Mais malheureusement, ce bonheur n’a duré qu’un laps de temps puisque Darcy a succombé à sa maladie, seulement cinq jours après la naissance de sa sœur.

En réalité, la fillette était atteinte d’une maladie rare appelée « association VACTERL/VATER. Ainsi, elle a dû subir près de 20 opérations durant sa vie. Elle qui était si contente de passer du temps avec sa petite sœur, a contracté une infection qui s’est avérée mortelle.

Des parents dévastés
Alors qu’Emily Nixon avait hâte d’élargir sa petite famille, elle a perdu son premier enfant. Incapables de l’abandonner à son triste sort, les parents ont passé cinq jours avec elle dans une chambre froide à l’hôpital avec le corps inanimé de leur fille. « C’était la personne la plus spéciale. Darcy était si gentille que les seuls souvenirs que j’ai d’elle sont lorsqu’elle pensait à d’autres personnes », déclara sa mère.

En outre, Emily a confié que ce qui lui faisait encore plus de peine, c’est que Darcy voulait passer plus de temps avec sa petite sœur.

Avant de mourir, Darcy aurait demandé aux infirmiers à voir sa mère.

Ensuite, elle l’aurait fixé droit dans les yeux avant de rendre son dernier souffle, révèle la mère. « Elle ne voulait pas partir sans me voir », confia sa mère.

Une maladie rare qui a consumé toute son enfance

Darcy a eu une vie bien courte marquée par de multiples interventions chirurgicales. En effet, six mois seulement après sa naissance, elle a appris qu’elle souffrait de l’association VACTERL/VATER.

De ce fait, elle était sujette à une série de malformations congénitales comprenant des anomalies des vertèbres, du cœur, de l’anus, du rectum, de l’œsophage et des reins.

Elle a subi 20 opérations dont cinq à cœur ouvert. Malgré tous ses malheurs, sa mère l’a décrit comme une enfant joyeuse et pleine de vie.

Accablés par le destin tragique de leur fille aînée, les parents ont tout de même déclaré « nous essayons d’être positifs et d’avoir un visage courageux parce que nous devons être là pour Béa ».

Comment faire face à la mort d’un enfant ?
Peu importe l’état de santé de l’enfant, lorsqu’il décède, le choc et l’amertume qui s’en suivent laissent place à une vie au goût amer.
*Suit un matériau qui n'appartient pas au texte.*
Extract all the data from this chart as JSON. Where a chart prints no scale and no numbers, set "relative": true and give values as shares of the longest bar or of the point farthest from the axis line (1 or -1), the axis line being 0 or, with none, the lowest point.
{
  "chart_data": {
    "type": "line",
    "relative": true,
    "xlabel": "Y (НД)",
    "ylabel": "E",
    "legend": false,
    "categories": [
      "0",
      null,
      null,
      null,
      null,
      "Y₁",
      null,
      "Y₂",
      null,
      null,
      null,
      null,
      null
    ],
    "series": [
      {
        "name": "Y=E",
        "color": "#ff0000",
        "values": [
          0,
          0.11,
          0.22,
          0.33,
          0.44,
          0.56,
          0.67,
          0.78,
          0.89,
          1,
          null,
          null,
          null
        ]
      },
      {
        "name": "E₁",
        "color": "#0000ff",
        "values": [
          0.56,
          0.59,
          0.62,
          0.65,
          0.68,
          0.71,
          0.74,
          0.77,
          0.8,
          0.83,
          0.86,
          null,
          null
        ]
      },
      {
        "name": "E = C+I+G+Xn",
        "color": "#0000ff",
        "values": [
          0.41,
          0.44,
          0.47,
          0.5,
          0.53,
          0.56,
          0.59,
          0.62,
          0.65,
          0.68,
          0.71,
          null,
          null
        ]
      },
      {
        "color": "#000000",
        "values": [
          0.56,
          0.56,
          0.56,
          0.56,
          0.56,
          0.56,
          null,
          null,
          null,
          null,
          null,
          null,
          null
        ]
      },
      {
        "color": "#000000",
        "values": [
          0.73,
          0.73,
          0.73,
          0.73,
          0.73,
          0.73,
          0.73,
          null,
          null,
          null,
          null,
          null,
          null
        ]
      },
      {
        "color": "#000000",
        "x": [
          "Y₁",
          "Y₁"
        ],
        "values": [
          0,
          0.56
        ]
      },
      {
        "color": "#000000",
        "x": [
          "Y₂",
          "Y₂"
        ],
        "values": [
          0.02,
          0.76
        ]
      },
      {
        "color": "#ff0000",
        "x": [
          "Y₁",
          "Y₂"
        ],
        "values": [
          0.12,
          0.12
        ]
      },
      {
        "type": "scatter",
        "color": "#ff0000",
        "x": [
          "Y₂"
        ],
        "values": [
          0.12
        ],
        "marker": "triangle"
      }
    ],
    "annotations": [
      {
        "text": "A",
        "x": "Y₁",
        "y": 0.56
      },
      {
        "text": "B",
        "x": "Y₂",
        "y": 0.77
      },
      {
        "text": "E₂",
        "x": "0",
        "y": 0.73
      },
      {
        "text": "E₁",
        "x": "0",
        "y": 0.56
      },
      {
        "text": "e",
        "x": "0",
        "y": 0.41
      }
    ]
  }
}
Selon le psychiatre Christophe Fauré, la perte d’un enfant transforme un parent pour toujours. Certains pensent que la blessure restera ancrée dans leur cœur à tout jamais et qu’ils ne pourront pas se relever face à cette épreuve. Mais en réalité, le psychiatre décrit la souffrance vécue par les parents endeuillés comme une étape tout à fait normale. Selon lui, la perte d’un enfant donne lieu à un sentiment de colère et de culpabilité. En effet, les parents se sentent trahis par l’existence et se demandent ce qu’ils ont fait pour mériter ça. Ensuite, ils commencent à remettre en question leur comportement avec l’enfant, et à se demander si en réalité, ils n’avaient pas une part de responsabilité dans ce drame. En outre, certains parents culpabilisent à l’idée qu’ils puissent, un jour, oublier leur enfant. Pour eux, aller mieux voudrait dire qu’ils ne l’aimaient pas suffisamment. Mais Christophe Fauré précise que faire perdurer la souffrance n’est absolument pas une preuve de leur amour.
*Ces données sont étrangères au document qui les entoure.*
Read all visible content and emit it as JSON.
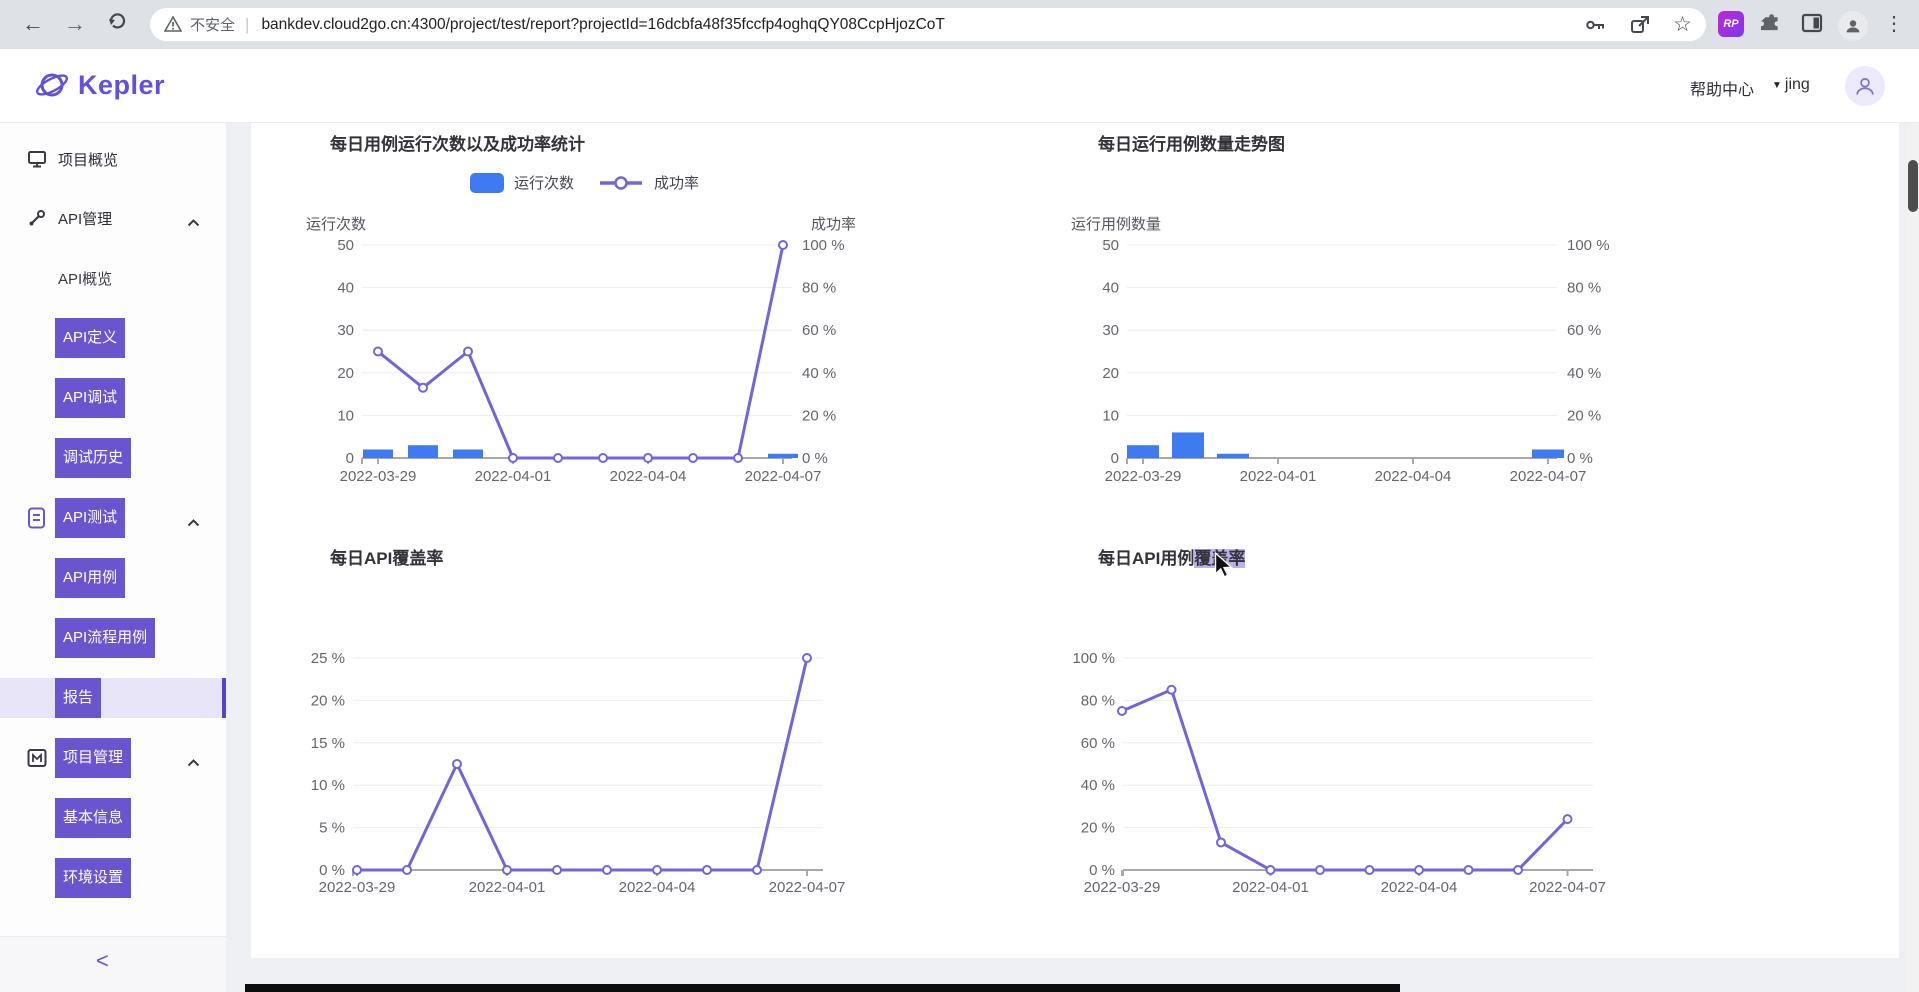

Par ailleurs, le psychologue insiste sur l’importance pour les parents de s’exprimer pour s’alléger du fardeau émotionnel imposé par le deuil. Néanmoins, il est nécessaire de trouver une personne apte à écouter sans juger et sans se sentir sous l’emprise des émotions négatives. Ainsi, il est conseillé d’intégrer un groupe de soutien, avec des personnes qui ont vécu des situations similaires, ou encore d’aller chez un psychologue. En effet, les parents peuvent reprendre le court de leur vie, tout en gardant en mémoire leur défunt enfant.